Third Person Limited: If a novel isn’t written in first person, then chances are it’s written in third person limited. They serve a similar purpose, seeing the thoughts of a singular protagonist. However, while first person is more personal, third person limited allows for the reader to form their own opinion. A first person narration likely wants the reader to empathize with the protagonist, regardless of their actions. Third person limited lets the reader view the actions and motives of the protagonist and decide for themselves whether or not they’re an empathetic character.
Third Person Omniscient: This is Lynn’s personal favorite point of view to write from. The narrator gets to play a sort of god, viewing into the motivations and perspectives of multiple, if not all characters. If the author has multiple protagonists, this is the perspective they should probably write from. However, this can get confusing at times for the reader if you don’t denote where the perspective changes.
Don’t be afraid to blend points of view either. Some novels have a god-like narrator who mixes in their opinion while documenting events. Your point of view will shape your story. One bad scene won’t ruin the whole piece, but the point of view stays with the entire plot. If the point of view works against the story, then it may ruin the story for your reader. But, with the right perspective, your piece can and will flourish. Choose wisely.
Do you have specific questions about point of view that weren't answered in this section? Leave a comment down below and the author of this post will answer it when our next entry is posted. Note: Questions posted after 1/29 may not be answered.
Questions from "How To Write An Action Scene":
How do you avoid over-describing an action scene?

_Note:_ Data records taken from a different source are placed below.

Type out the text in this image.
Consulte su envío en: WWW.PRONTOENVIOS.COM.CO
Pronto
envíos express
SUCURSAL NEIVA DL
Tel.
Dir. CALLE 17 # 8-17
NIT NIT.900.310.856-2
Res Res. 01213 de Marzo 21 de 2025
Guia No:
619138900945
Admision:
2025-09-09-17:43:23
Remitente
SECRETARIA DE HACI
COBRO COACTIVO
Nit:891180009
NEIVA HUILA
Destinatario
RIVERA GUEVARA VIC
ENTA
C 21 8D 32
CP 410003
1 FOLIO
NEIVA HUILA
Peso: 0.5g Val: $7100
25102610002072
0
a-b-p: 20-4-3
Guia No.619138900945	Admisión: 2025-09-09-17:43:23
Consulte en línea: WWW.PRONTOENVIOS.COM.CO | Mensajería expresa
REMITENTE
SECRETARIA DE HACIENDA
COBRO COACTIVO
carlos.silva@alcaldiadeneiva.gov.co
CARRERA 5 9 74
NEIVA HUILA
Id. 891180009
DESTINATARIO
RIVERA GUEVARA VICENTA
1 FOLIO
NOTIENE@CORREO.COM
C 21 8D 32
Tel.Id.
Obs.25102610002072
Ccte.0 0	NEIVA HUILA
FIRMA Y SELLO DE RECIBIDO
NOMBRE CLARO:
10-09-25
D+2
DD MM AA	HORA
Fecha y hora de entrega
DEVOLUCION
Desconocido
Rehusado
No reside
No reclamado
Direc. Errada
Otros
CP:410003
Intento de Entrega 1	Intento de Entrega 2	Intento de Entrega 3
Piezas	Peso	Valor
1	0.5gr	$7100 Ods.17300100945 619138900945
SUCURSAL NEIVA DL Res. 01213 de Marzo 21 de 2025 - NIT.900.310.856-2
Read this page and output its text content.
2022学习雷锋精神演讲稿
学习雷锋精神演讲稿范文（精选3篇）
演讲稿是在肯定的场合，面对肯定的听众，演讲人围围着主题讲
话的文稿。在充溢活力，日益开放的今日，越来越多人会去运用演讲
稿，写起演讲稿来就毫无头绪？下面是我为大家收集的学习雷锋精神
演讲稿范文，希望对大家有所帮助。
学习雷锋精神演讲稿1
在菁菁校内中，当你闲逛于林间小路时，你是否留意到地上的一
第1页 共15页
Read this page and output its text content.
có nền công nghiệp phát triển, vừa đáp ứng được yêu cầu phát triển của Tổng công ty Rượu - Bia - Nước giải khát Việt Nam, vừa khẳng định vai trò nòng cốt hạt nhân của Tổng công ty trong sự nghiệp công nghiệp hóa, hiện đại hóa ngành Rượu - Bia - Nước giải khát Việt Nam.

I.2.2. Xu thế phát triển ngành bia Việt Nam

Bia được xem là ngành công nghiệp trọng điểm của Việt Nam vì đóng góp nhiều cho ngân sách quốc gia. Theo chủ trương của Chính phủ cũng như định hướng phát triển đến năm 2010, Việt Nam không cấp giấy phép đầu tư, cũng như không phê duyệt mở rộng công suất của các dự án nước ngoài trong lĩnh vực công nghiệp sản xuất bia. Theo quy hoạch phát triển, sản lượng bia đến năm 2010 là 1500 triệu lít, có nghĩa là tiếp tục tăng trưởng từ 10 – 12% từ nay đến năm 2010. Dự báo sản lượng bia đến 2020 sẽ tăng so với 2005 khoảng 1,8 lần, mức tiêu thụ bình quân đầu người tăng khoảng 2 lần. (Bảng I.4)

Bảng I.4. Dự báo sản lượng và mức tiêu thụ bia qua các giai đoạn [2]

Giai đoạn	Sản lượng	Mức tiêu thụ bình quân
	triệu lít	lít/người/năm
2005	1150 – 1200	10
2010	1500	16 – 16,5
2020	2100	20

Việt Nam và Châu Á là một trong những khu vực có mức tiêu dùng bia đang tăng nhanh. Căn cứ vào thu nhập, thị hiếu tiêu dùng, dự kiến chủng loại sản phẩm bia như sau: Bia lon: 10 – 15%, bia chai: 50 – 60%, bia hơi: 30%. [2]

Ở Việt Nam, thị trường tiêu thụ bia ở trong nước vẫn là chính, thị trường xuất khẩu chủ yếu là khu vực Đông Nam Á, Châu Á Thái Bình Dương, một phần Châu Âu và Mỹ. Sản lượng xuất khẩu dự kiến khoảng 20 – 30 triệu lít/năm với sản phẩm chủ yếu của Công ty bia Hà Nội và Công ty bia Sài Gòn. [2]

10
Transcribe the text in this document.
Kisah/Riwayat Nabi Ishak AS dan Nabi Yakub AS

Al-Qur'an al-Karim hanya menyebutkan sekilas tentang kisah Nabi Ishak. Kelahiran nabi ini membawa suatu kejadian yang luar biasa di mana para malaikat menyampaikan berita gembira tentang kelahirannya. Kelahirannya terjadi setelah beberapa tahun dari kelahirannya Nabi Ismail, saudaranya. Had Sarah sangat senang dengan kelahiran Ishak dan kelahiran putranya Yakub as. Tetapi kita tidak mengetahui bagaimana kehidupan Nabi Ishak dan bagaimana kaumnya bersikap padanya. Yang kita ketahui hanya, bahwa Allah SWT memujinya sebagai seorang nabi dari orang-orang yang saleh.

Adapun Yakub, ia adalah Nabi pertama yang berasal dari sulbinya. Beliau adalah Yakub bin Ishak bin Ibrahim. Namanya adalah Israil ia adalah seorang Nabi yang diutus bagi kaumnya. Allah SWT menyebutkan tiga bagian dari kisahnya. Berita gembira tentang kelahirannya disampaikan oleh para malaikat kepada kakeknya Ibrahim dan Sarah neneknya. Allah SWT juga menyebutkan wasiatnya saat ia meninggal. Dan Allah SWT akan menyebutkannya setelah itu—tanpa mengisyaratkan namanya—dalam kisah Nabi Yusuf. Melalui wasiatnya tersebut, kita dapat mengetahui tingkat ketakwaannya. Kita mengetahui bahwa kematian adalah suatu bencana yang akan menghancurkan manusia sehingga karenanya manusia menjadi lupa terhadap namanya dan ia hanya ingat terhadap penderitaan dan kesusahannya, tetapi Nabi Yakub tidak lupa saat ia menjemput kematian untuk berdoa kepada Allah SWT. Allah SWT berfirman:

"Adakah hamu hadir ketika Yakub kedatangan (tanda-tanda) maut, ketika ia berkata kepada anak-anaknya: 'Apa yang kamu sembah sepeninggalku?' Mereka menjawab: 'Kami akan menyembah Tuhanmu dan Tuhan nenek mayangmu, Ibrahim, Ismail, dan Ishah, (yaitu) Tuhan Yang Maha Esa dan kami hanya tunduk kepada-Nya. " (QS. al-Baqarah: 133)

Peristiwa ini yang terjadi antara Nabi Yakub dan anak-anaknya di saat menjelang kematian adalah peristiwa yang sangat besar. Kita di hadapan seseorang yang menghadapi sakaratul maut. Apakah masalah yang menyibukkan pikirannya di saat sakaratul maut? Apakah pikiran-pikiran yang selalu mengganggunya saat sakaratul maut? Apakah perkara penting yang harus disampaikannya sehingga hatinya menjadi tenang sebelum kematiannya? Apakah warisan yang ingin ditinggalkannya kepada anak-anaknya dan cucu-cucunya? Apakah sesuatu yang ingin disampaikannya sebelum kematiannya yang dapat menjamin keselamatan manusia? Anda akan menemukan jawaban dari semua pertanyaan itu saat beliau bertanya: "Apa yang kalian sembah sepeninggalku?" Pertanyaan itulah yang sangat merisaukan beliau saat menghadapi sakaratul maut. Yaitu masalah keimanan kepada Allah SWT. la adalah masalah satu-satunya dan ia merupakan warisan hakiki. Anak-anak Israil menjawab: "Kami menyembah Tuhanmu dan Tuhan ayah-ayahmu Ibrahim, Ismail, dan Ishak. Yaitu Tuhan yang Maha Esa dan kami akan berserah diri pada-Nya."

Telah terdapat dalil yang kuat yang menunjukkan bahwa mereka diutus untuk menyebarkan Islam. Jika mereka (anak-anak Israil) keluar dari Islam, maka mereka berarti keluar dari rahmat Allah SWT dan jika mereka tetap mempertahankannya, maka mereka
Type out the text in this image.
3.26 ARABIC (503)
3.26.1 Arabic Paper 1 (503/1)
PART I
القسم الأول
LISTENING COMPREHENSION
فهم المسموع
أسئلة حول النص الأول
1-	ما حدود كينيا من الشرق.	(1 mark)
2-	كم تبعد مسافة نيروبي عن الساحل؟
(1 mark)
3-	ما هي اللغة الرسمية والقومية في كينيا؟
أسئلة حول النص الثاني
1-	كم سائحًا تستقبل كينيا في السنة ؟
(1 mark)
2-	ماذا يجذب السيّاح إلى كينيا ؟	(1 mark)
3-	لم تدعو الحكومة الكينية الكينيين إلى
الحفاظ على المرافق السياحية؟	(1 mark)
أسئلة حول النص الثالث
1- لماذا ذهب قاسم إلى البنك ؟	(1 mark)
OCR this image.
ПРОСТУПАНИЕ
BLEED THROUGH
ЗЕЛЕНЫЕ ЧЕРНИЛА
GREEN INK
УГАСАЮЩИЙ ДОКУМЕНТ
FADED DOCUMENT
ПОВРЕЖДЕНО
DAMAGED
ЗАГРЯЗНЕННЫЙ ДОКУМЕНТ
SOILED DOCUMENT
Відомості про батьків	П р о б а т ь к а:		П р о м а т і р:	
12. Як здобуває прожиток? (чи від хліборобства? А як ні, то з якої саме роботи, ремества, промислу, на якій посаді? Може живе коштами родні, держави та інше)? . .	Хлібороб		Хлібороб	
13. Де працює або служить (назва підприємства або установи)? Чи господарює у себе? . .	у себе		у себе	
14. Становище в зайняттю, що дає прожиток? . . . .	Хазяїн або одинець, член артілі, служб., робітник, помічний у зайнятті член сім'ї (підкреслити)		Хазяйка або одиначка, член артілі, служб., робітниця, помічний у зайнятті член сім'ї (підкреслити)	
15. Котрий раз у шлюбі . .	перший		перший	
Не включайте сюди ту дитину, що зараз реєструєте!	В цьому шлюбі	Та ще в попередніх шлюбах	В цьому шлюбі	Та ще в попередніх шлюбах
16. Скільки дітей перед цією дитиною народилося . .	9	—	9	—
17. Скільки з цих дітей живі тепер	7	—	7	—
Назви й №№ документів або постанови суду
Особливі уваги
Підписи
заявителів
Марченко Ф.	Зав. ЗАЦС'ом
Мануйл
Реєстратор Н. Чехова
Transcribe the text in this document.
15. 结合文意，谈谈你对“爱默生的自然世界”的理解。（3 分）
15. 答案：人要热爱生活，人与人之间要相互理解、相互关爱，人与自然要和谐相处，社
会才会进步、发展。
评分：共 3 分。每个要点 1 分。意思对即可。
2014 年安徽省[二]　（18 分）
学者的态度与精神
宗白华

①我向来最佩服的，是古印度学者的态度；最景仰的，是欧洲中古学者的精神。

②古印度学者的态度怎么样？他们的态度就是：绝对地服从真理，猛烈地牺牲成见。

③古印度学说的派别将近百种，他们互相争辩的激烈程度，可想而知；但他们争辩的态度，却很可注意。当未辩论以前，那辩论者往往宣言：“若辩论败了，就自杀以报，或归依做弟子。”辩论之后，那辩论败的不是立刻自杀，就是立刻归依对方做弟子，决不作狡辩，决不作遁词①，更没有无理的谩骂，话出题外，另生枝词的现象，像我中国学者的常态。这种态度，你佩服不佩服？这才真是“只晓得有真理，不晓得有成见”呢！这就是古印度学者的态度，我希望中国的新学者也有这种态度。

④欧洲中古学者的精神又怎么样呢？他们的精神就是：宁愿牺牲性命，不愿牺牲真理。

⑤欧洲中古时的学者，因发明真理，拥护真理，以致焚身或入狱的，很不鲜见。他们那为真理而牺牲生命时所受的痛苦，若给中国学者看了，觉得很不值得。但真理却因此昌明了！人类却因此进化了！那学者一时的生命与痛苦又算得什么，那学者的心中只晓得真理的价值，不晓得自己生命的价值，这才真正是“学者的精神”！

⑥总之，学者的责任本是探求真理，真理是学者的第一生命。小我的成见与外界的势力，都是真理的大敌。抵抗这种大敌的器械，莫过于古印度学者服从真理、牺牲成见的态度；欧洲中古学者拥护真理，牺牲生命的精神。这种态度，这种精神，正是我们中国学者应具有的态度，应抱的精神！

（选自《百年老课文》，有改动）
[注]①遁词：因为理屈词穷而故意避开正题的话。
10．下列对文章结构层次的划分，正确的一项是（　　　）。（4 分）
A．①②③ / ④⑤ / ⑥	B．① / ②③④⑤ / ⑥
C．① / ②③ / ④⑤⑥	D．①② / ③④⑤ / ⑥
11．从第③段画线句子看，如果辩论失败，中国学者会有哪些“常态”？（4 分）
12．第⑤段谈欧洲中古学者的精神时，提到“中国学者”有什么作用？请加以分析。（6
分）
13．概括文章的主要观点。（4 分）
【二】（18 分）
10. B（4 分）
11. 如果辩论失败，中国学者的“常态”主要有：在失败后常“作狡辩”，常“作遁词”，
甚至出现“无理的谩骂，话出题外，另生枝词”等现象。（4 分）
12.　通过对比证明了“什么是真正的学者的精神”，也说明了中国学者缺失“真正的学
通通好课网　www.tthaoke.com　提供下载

Great question. The best way to avoid over describing your action scene is to look at it like poetry. Weird, I know, but stick with me. You want to use as little language as possible while portraying as much imagery as possible. You want a rhythm that imitates a heartbeat, breathing, punches, whatever as long as its physical and shrieks of mortality. In essence you want your scene to read like prose poetry. If you keep that image in mind, your scene won’t be too heavy.